Chico Xavier foi, sim, um "mercador espírita"



"Conheces os segredos de sua alma?", alertam os ensinamentos da Codificação sobre os supostos médiuns. "Além disso, sem ser vicioso, ele pode ser leviano e frívolo", completa o aviso, praticamente sabendo de como seria a figura traiçoeira de Francisco Cândido Xavier.

Desenvolvendo um perigoso culto à personalidade, sob o qual se desenvolve um complexo e persistente processo de obsessão de seus seguidores, incluindo a fascinação e a subjugação, Chico Xavier criou um perigoso processo de dominação dos brasileiros, através de todo um aparato de manipulação linguística que pega todos desprevenidos.
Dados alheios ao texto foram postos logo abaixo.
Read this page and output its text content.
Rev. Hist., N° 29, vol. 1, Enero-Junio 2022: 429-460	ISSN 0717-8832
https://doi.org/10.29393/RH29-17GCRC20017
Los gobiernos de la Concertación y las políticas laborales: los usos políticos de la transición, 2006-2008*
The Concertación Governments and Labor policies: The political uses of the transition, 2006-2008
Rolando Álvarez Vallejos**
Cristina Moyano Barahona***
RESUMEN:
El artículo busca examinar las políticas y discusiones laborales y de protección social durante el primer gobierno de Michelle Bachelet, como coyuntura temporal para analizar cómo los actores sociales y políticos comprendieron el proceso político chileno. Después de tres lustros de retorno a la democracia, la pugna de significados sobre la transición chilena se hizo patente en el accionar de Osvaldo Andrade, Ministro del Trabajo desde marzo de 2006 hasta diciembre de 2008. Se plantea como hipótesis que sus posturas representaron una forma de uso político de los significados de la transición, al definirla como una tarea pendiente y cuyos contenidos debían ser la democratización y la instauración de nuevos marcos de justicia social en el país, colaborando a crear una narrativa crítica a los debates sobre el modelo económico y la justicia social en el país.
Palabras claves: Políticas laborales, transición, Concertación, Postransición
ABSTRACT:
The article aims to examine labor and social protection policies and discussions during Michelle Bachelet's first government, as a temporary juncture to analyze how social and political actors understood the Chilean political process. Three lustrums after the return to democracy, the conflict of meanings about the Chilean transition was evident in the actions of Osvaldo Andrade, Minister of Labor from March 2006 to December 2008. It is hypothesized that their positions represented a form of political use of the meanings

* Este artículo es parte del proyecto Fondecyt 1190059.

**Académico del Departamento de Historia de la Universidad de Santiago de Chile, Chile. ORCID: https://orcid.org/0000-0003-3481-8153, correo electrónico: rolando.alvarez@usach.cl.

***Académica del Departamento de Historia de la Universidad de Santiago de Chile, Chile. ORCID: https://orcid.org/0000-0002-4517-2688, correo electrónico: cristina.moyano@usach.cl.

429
Alguns se tornam propagandistas de Chico Xavier por boa-fé, mas há os que o fazem de ma-fé, e estes não são poucos. Num Brasil em que se finge fidelidade absoluta e respeito rigoroso a Allan Kardec, a deturpação do Espiritismo tornou-se um "crime perfeito", algo bem sucedido até porque a ignorância da maioria dos brasileiros, ainda mais num contexto em que a burrice é aceita socialmente, simplesmente não percebe essa manobra bastante perigosa e nociva.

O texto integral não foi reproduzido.